When it comes to enrichment, the physical environment, i.e how we have built and decorated the habitats our parrots will be living in, is one very important aspect. By thinking about how we put it together, we can increase the chances of parrots in a group getting along (Social enrichment), encourage them to move around and explore, and much more. In this blog post i’ll give you some quick tips on what to think about: this is one area where details can make a difference!
First off is the the obvious factor: size. The bigger the enclosure, the easier it is for us to do a good job making it into a good habitat for our birds. Parrots are (should be!) very active birds, and they need a lot of space to thrive: even when you are not home. I do realize the definition of “a lot of space” differs depending on where you are in the world. In Sweden, where i live, the minimum cage size for a large macaw is by law 6,3 square meters. And that’s minimum! Many people with large birds therefore choose to close off a room or part of a room instead of going for a traditional cage. This is often much, much cheaper, and let’s you design the cage in such a way that it is much easier to clean. I’ve always built my own cages as well, and highly recommend it. (But that’s another post!)
Second: forget about dowel perches. Just toss them out or burn them; they’re completely useless! I realize getting fresh branches might be difficult if you live in a city, like i do, but most of the times we can work stuff out. My neighbors have become so used to seeing me drag everything from half a forest to bales of hay up to my third floor apartment, so they don’t even react anymore. If you don’t have a car, maybe ask someone to help you and stock up while you can. The reason for this is that natural branches are uneven in size and texture, and provides lots of exercise for their feet. It is not uncommon for parrots to develop gout from sitting on dowel rods. Natural branches also provide a lot of enrichment as the birds de-bark and chew them, and help keep claws trimmed.

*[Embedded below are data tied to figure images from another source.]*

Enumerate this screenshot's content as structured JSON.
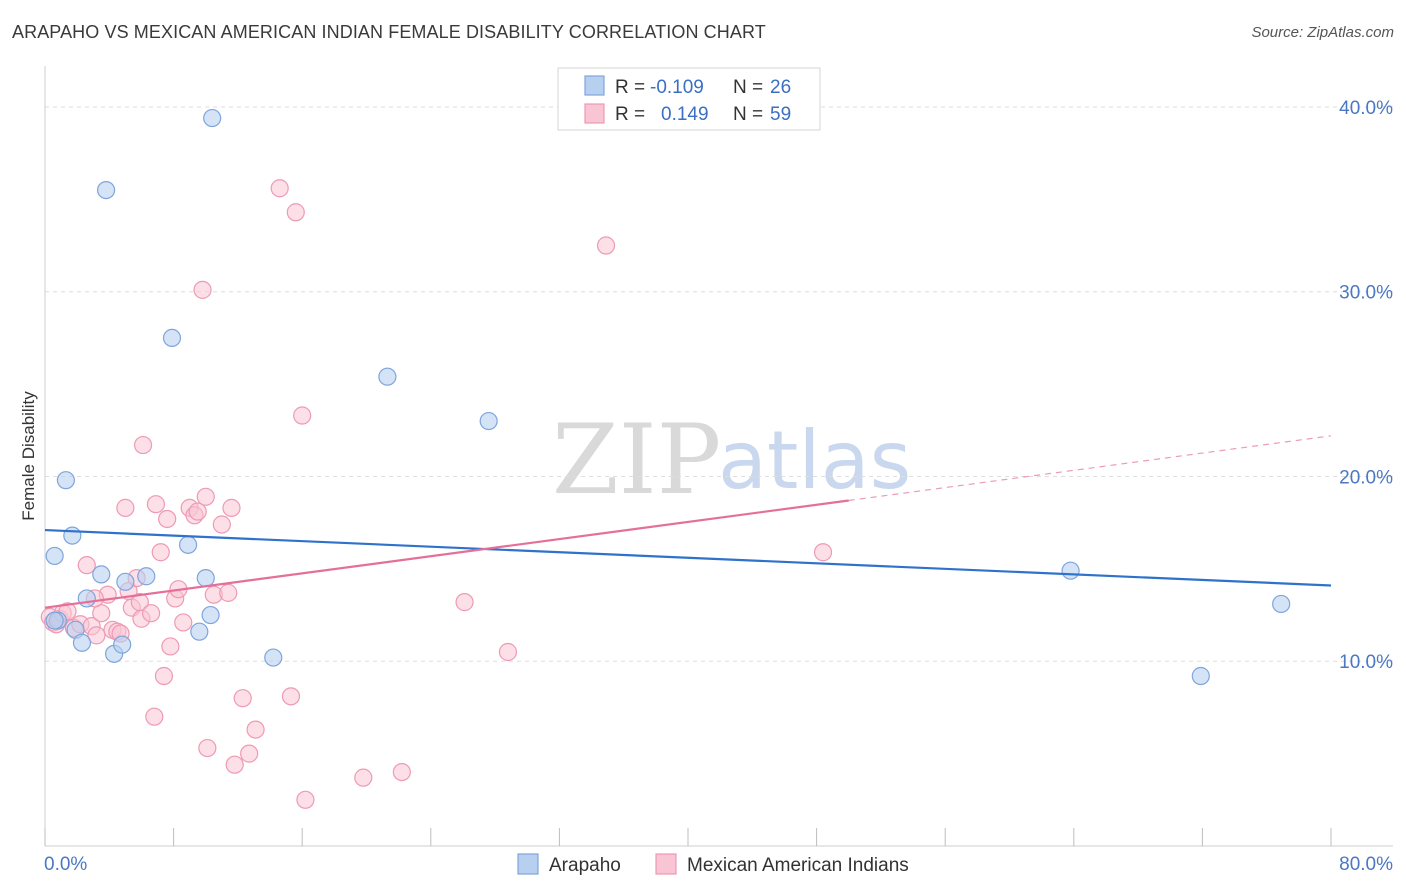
{
  "title": "ARAPAHO VS MEXICAN AMERICAN INDIAN FEMALE DISABILITY CORRELATION CHART",
  "source": "Source: ZipAtlas.com",
  "watermark": {
    "zip": "ZIP",
    "atlas": "atlas"
  },
  "colors": {
    "arapaho_fill": "#b8d0f0",
    "arapaho_stroke": "#7fa5dc",
    "arapaho_line": "#2f72cc",
    "mexican_fill": "#f9c4d4",
    "mexican_stroke": "#ee9ab5",
    "mexican_line": "#e4709a",
    "grid": "#dedede",
    "tick_text": "#4a78c2"
  },
  "legend": {
    "rows": [
      {
        "r_label": "R =",
        "r_value": "-0.109",
        "n_label": "N =",
        "n_value": "26"
      },
      {
        "r_label": "R =",
        "r_value": "0.149",
        "n_label": "N =",
        "n_value": "59"
      }
    ]
  },
  "chart_data": {
    "type": "scatter",
    "title": "ARAPAHO VS MEXICAN AMERICAN INDIAN FEMALE DISABILITY CORRELATION CHART",
    "xlabel": "",
    "ylabel": "Female Disability",
    "xlim": [
      0,
      80
    ],
    "ylim": [
      0,
      42
    ],
    "x_tick_labels": [
      "0.0%",
      "80.0%"
    ],
    "y_ticks": [
      10,
      20,
      30,
      40
    ],
    "y_tick_labels": [
      "10.0%",
      "20.0%",
      "30.0%",
      "40.0%"
    ],
    "grid": true,
    "legend_position": "top-center",
    "series": [
      {
        "name": "Arapaho",
        "r": -0.109,
        "n": 26,
        "points": [
          [
            0.6,
            15.7
          ],
          [
            0.8,
            12.2
          ],
          [
            1.3,
            19.8
          ],
          [
            1.7,
            16.8
          ],
          [
            1.9,
            11.7
          ],
          [
            2.3,
            11.0
          ],
          [
            2.6,
            13.4
          ],
          [
            3.5,
            14.7
          ],
          [
            3.8,
            35.5
          ],
          [
            4.3,
            10.4
          ],
          [
            4.8,
            10.9
          ],
          [
            5.0,
            14.3
          ],
          [
            6.3,
            14.6
          ],
          [
            7.9,
            27.5
          ],
          [
            8.9,
            16.3
          ],
          [
            9.6,
            11.6
          ],
          [
            10.0,
            14.5
          ],
          [
            10.3,
            12.5
          ],
          [
            10.4,
            39.4
          ],
          [
            14.2,
            10.2
          ],
          [
            21.3,
            25.4
          ],
          [
            27.6,
            23.0
          ],
          [
            63.8,
            14.9
          ],
          [
            71.9,
            9.2
          ],
          [
            76.9,
            13.1
          ],
          [
            0.6,
            12.2
          ]
        ],
        "trend": {
          "x": [
            0,
            80
          ],
          "y": [
            17.1,
            14.1
          ]
        }
      },
      {
        "name": "Mexican American Indians",
        "r": 0.149,
        "n": 59,
        "points": [
          [
            0.3,
            12.4
          ],
          [
            0.5,
            12.1
          ],
          [
            0.7,
            12.0
          ],
          [
            0.9,
            12.3
          ],
          [
            1.1,
            12.6
          ],
          [
            1.4,
            12.7
          ],
          [
            1.8,
            11.8
          ],
          [
            2.2,
            12.0
          ],
          [
            2.6,
            15.2
          ],
          [
            2.9,
            11.9
          ],
          [
            3.2,
            11.4
          ],
          [
            3.5,
            12.6
          ],
          [
            3.9,
            13.6
          ],
          [
            4.2,
            11.7
          ],
          [
            4.5,
            11.6
          ],
          [
            5.0,
            18.3
          ],
          [
            5.2,
            13.8
          ],
          [
            5.4,
            12.9
          ],
          [
            5.7,
            14.5
          ],
          [
            5.9,
            13.2
          ],
          [
            6.0,
            12.3
          ],
          [
            6.1,
            21.7
          ],
          [
            6.6,
            12.6
          ],
          [
            6.8,
            7.0
          ],
          [
            6.9,
            18.5
          ],
          [
            7.2,
            15.9
          ],
          [
            7.4,
            9.2
          ],
          [
            7.6,
            17.7
          ],
          [
            7.8,
            10.8
          ],
          [
            8.1,
            13.4
          ],
          [
            8.3,
            13.9
          ],
          [
            8.6,
            12.1
          ],
          [
            9.0,
            18.3
          ],
          [
            9.3,
            17.9
          ],
          [
            9.5,
            18.1
          ],
          [
            9.8,
            30.1
          ],
          [
            10.0,
            18.9
          ],
          [
            10.1,
            5.3
          ],
          [
            10.5,
            13.6
          ],
          [
            11.0,
            17.4
          ],
          [
            11.4,
            13.7
          ],
          [
            11.6,
            18.3
          ],
          [
            11.8,
            4.4
          ],
          [
            12.3,
            8.0
          ],
          [
            12.7,
            5.0
          ],
          [
            13.1,
            6.3
          ],
          [
            14.6,
            35.6
          ],
          [
            15.6,
            34.3
          ],
          [
            15.3,
            8.1
          ],
          [
            16.0,
            23.3
          ],
          [
            16.2,
            2.5
          ],
          [
            19.8,
            3.7
          ],
          [
            22.2,
            4.0
          ],
          [
            26.1,
            13.2
          ],
          [
            28.8,
            10.5
          ],
          [
            34.9,
            32.5
          ],
          [
            48.4,
            15.9
          ],
          [
            4.7,
            11.5
          ],
          [
            3.1,
            13.4
          ]
        ],
        "trend": {
          "x": [
            0,
            50
          ],
          "y": [
            12.9,
            18.7
          ]
        },
        "trend_dashed": {
          "x": [
            50,
            80
          ],
          "y": [
            18.7,
            22.2
          ]
        }
      }
    ]
  }
}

Third: While you’re out in the forest, look at the trees! Ever seen one with branches that just shoot out from the stem in a 90 degree angle? Me neither. A good guideline is to try and mimic a tree as much as you can when decorating. Position the branches in different angles, fasten them so that they move a little as the birds use them. Ropes, swings and boings. This adds dimension to the enclosure and lets the birds move around in a way they have evolved to, using their muscles and their whole body in different ways, as opposed to just walking back and forth on a steady, horizontal surface all day.
Fourth: Don’t clutter. If the area is large enough, the birds should be able to climb as well as spread their wings and flying without hitting things in it. There really is no reason to hang toys, swings etc only from the ceiling and in the middle of the cage. By using SS eye-screws, you can hang toys from anywhere in the cage. This is also good because…
Fifth: scatter resources! A parrot has no reason to use all of the available space if you don’t give him a reason to. Many people often assume that their bird doesn’t need a large cage since “they just sit there anyway”. Parrots are not mindless, winged zombies that just climb around aimlessly for lols: they want to explore and do stuff; important parrot stuff. By distributing toys, food and water, foraging devices and more, you are giving your parrot a reason to move around, explore, and make use of the space. This also provides healthy excersize and let’s them practice balance and coordination, if you have decorated properly! 🙂
So here were a few tips, hope you found them helpful! It is always important to look at your bird, watch them interact with their surroundings and provide them with as many reasons as possible to make use of it in healthy ways, no matter if your birds live in cages or roam freely.